House bill tasks CISA with SolarWinds report

Rep. Ritchie Torres (D-N.Y.) at a Sept. 2021 House hearing.

Rep. Ritchie Torres (D-N.Y.) at a Sept. 2021 House hearing. Al Drago/Getty Images

A key lawmaker on the House Homeland Security Committee wants more details on what was breached and what was lost when the SolarWinds Orion platform was compromised in a supply chain attack.

One lawmaker is looking for a full accounting of the damage done to federal networks as a result of the supply chain hack perpetrated via the SolarWinds Orion platform in 2020.

Rep. Ritchie Torres (D-N.Y.), the vice chairman of the House Homeland Security Committee, introduced a bill this week that would task the Cybersecurity and Infrastructure Security Agency with a report, in consultation with the Office of the National Cyber Director, detailing the impact of the SolarWinds hack on federal information systems, federal agencies and other critical infrastructure.
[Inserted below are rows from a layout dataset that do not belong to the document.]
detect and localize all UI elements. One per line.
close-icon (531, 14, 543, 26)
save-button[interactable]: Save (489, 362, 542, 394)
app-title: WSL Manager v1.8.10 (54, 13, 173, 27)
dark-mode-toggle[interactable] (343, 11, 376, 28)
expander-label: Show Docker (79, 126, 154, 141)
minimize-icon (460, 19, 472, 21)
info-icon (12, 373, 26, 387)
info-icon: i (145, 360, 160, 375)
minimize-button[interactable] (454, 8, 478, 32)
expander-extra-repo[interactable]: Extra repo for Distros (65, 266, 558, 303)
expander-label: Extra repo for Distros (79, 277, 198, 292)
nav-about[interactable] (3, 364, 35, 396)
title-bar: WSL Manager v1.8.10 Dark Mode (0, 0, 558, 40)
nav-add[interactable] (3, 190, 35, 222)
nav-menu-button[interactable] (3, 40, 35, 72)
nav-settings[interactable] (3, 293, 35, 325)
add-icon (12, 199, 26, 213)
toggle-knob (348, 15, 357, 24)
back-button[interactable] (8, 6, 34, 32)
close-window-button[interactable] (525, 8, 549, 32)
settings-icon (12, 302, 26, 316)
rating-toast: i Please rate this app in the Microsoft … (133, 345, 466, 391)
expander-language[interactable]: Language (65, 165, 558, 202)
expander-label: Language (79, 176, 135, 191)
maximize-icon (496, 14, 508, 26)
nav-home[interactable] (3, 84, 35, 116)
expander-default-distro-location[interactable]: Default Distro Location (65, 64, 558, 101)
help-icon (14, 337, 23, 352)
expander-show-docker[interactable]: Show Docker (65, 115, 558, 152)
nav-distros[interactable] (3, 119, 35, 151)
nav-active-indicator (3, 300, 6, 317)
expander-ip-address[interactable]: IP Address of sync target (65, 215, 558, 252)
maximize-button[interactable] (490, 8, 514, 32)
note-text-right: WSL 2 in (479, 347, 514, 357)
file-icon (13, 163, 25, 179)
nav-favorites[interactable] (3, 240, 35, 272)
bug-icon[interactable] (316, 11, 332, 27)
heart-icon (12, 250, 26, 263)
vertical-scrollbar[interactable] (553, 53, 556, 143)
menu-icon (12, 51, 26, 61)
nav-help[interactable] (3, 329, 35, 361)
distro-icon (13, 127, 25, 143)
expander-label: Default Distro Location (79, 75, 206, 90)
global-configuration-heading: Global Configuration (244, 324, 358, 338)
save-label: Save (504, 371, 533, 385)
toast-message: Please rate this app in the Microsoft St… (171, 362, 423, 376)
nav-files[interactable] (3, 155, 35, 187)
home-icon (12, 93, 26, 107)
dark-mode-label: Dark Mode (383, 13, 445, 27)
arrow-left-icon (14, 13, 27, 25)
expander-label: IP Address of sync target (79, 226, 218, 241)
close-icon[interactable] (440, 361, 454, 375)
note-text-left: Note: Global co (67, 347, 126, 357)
Among other things, Torres wants CISA to report on which systems were accessed and compromised by hackers, what information was exploited, exfiltrated or altered, and whether ongoing repercussions pose threats to national security.

The highly sophisticated hack was initially discovered in December 2020 by cybersecurity firm FireEye. A state-sponsored actor, “likely Russian in origin,” according to a joint intelligence bulletin from January 2021, was able to install malware into as many as 18,000 customer systems of the SolarWinds Orion platform, which typically has high privilege levels to support routine information technology updates. (SolarWinds estimates that 100 customers were actually breached by malware installed via the compromised updates.) 

The Departments of Justice, Treasury, Commerce and Energy and the National Institutes of Health were acknowledged targets of the exploit – but government agencies have not acknowledged the level of damage done to their networks, the extent of the penetration and what secrets were stolen.

The bill calls for a report from CISA to the House Homeland Security Committee and its Senate counterpart on the damage incurred in the breach within 120 days of its enactment into law. Torres also wants CISA to include updates on efforts to implement the Biden administration’s cybersecurity executive order, recommendations on addressing existing security gaps that permitted the SolarWinds breach to take place, information on potential blind spots and information gaps facing CISA’s investigators as well as the reasons for those gaps and recommendations on ways in which such gaps could be eliminated.

Torres offered a version of the bill as an amendment to the fiscal year 2023 National Defense Authorization Act. 

Additionally, the chair and ranking member of the House Homeland Security Committee offered a much broader cybersecurity amendment to the 2023 NDAA this week. That measure includes a rewrite of Department of Homeland Security acquisition authorities to focus on cybersecurity, software and supply chain risks. That bipartisan amendment also calls for a new senior position of assistant secretary for trade and economic security. That official would chair a new body called the DHS Trade and Economic Security Council.